[lit-ideas] Re: Implicatures of "Feel"

  • From: Jlsperanza@xxxxxxx
  • To: lit-ideas@xxxxxxxxxxxxx
  • Date: Wed, 1 Sep 2010 12:23:56 EDT

In a message dated 9/1/2010 5:30:02  A.M., mr.eric.yost@xxxxxxxxx writes:
Physicians often use, "My impression is  ..." as a form of verbal 
insulation.

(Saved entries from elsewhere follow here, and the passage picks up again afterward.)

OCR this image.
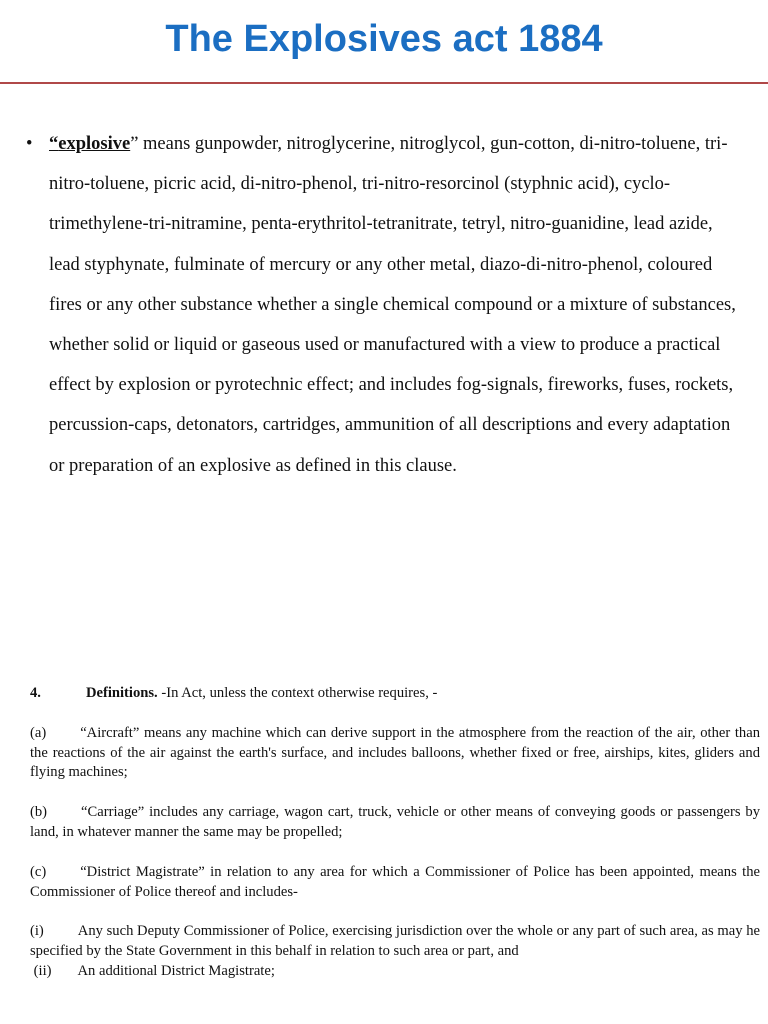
The Explosives act 1884
• “explosive” means gunpowder, nitroglycerine, nitroglycol, gun-cotton, di-nitro-toluene, tri-nitro-toluene, picric acid, di-nitro-phenol, tri-nitro-resorcinol (styphnic acid), cyclo-trimethylene-tri-nitramine, penta-erythritol-tetranitrate, tetryl, nitro-guanidine, lead azide, lead styphynate, fulminate of mercury or any other metal, diazo-di-nitro-phenol, coloured fires or any other substance whether a single chemical compound or a mixture of substances, whether solid or liquid or gaseous used or manufactured with a view to produce a practical effect by explosion or pyrotechnic effect; and includes fog-signals, fireworks, fuses, rockets, percussion-caps, detonators, cartridges, ammunition of all descriptions and every adaptation or preparation of an explosive as defined in this clause.

4.	Definitions. -In Act, unless the context otherwise requires, -

(a) “Aircraft” means any machine which can derive support in the atmosphere from the reaction of the air, other than the reactions of the air against the earth's surface, and includes balloons, whether fixed or free, airships, kites, gliders and flying machines;

(b) “Carriage” includes any carriage, wagon cart, truck, vehicle or other means of conveying goods or passengers by land, in whatever manner the same may be propelled;

(c) “District Magistrate” in relation to any area for which a Commissioner of Police has been appointed, means the Commissioner of Police thereof and includes-

(i) Any such Deputy Commissioner of Police, exercising jurisdiction over the whole or any part of such area, as may he specified by the State Government in this behalf in relation to such area or part, and

(ii) An additional District Magistrate;
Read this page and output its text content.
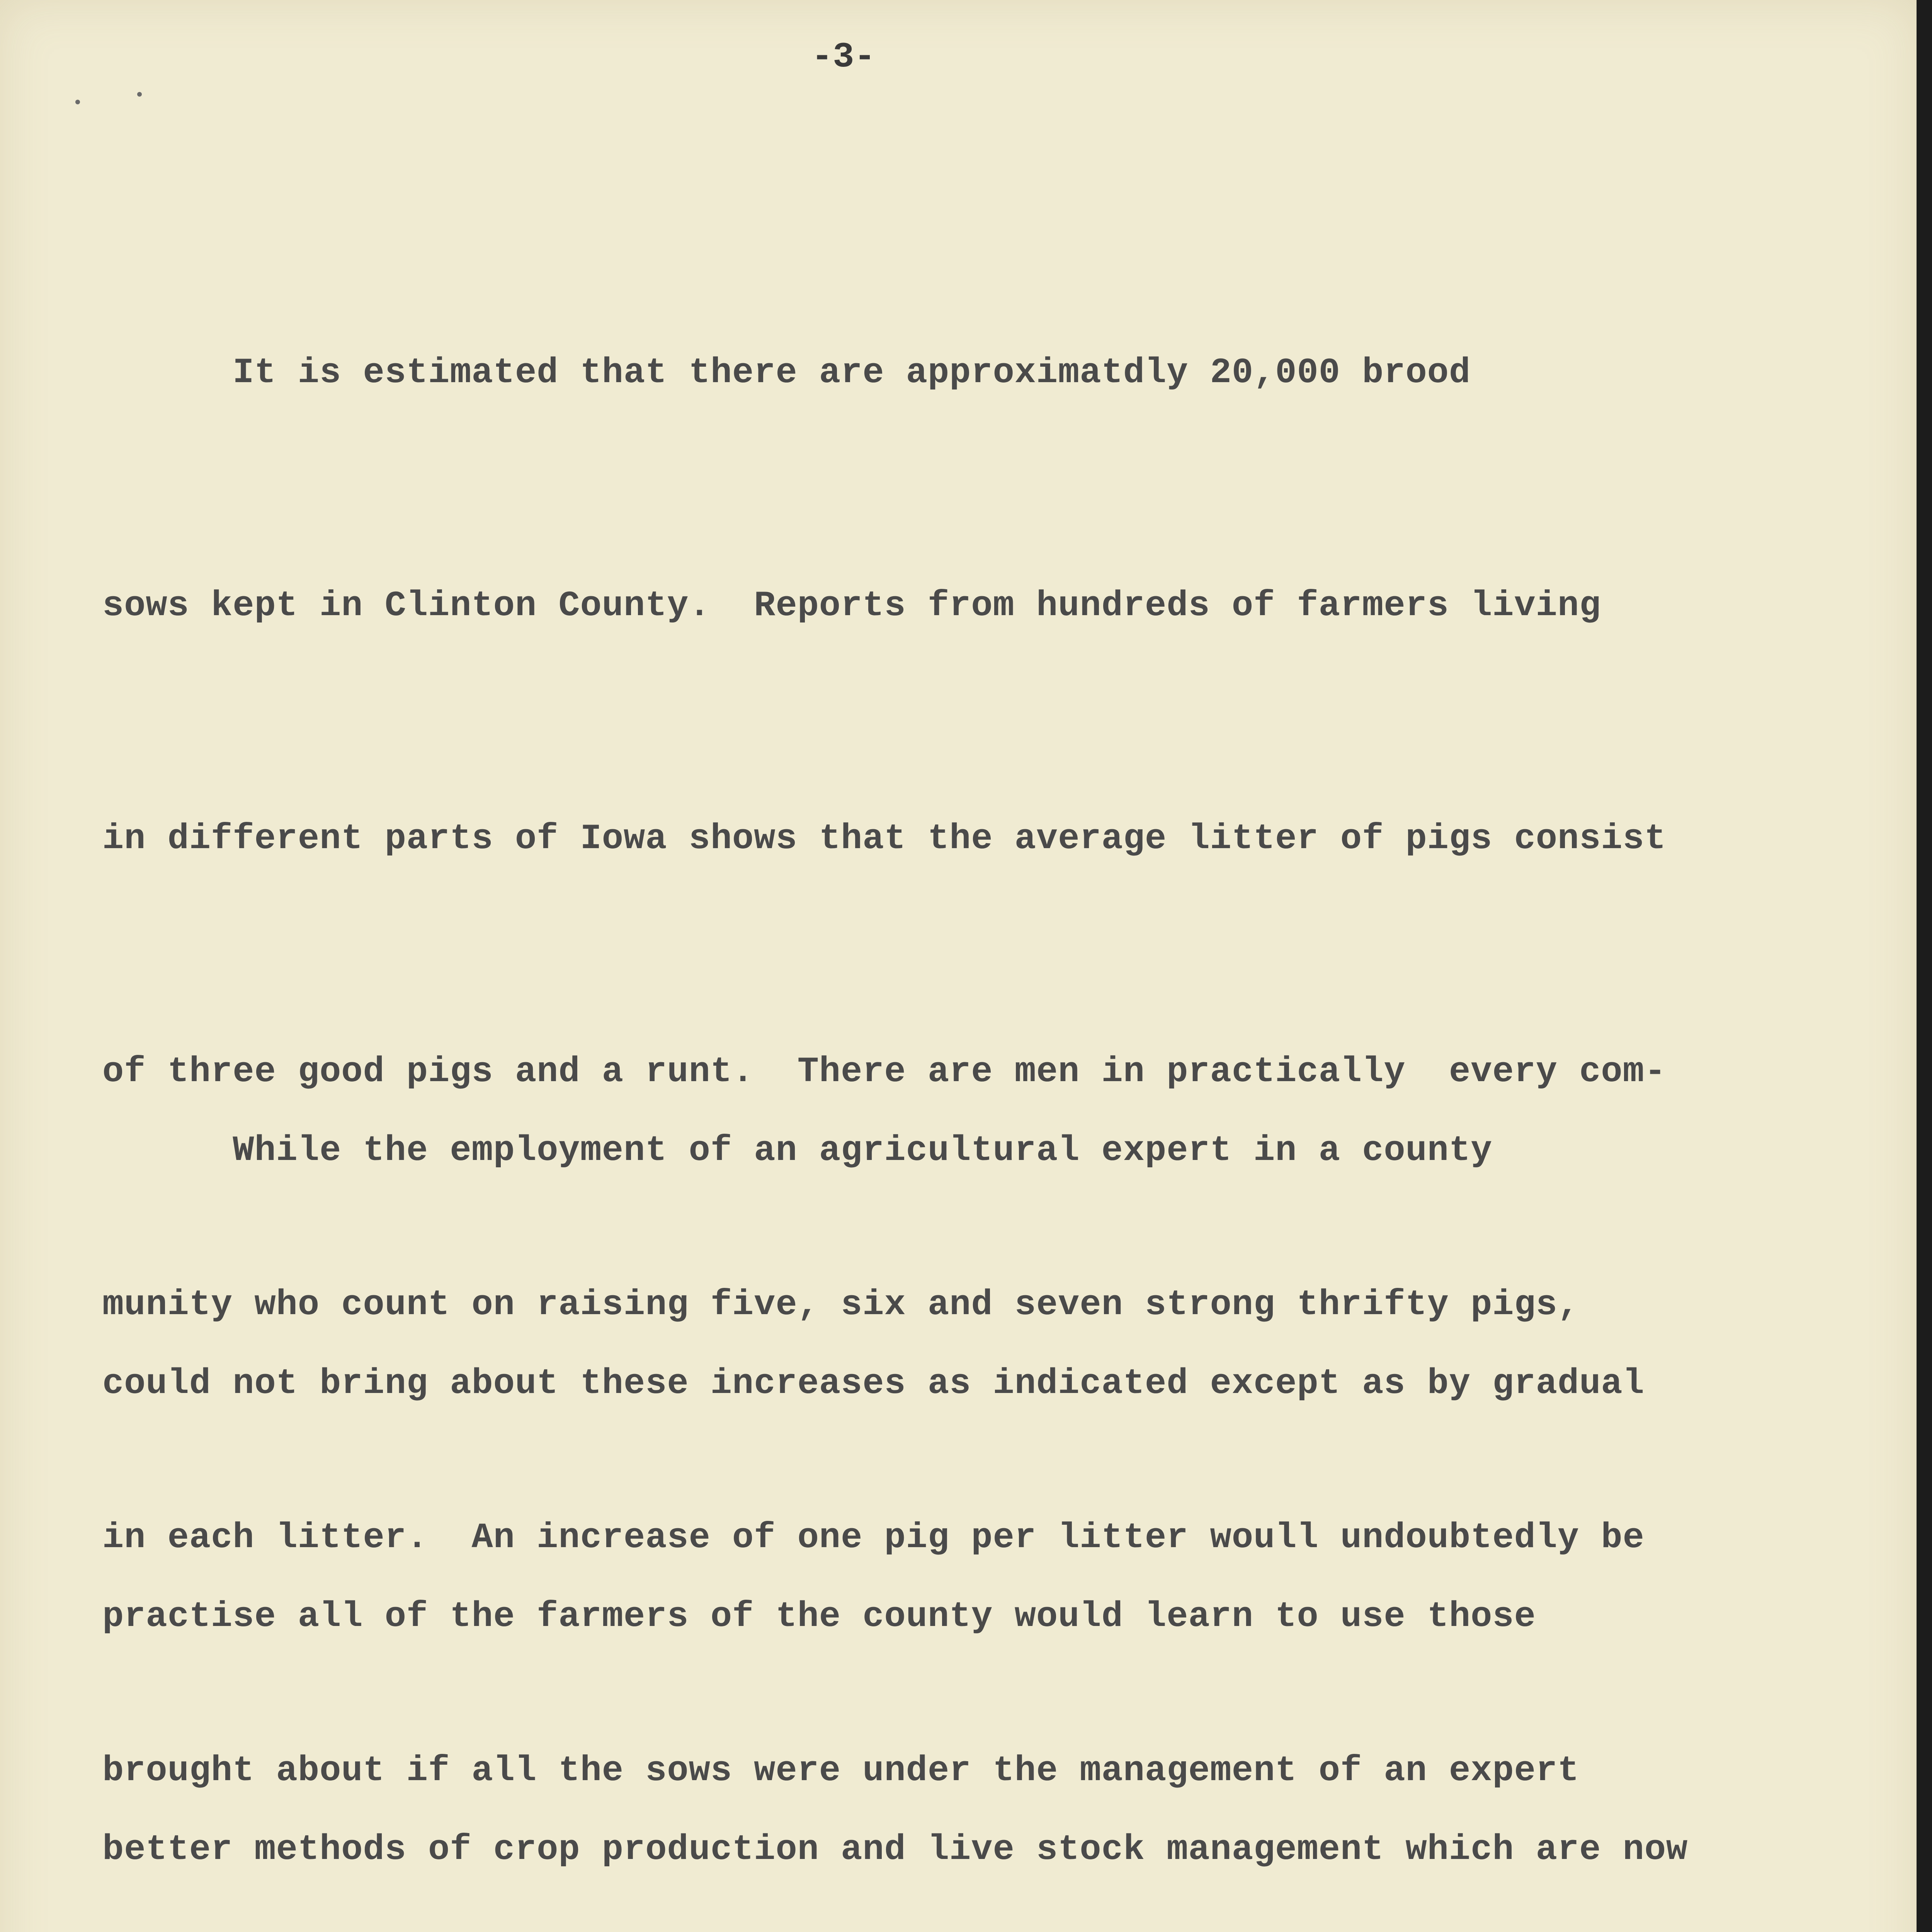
-3-

It is estimated that there are approximatdly 20,000 brood

sows kept in Clinton County.  Reports from hundreds of farmers living

in different parts of Iowa shows that the average litter of pigs consist

of three good pigs and a runt.  There are men in practically  every com-

munity who count on raising five, six and seven strong thrifty pigs,

in each litter.  An increase of one pig per litter woull undoubtedly be

brought about if all the sows were under the management of an expert

While the employment of an agricultural expert in a county

could not bring about these increases as indicated except as by gradual

practise all of the farmers of the county would learn to use those

better methods of crop production and live stock management which are now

Same thing.  

And females, too, I feel, use, "I feel I have a headache" as a similar form 
 of what I call "sexual" insulation. 
Aristotle thought that 'happiness' is NOT a feeling: He disliked Plato for  
having sung, in "The Republic":
---- "I feel so happy, yeah, yeah -- happy feelings all around me".
Aristotle distinguishes between:
"I am happy" (a true claim)
"I feel happy" ("a silly thing to say, most of the time" -- Magna Moralia,  
5 ad 3 872b)
In America, the use of euphemism may be similar. Consider  'horny':

A: You are horny, darling.
B: I'm not!
A: What d'you mean.
B: I may FEEL horny, but I'm NOT horny.
----- That utterance requires a lot of Gricean work to process. It is  
supposed to mimick the more vulgar: "I AM horny, but I do not FEEL horny".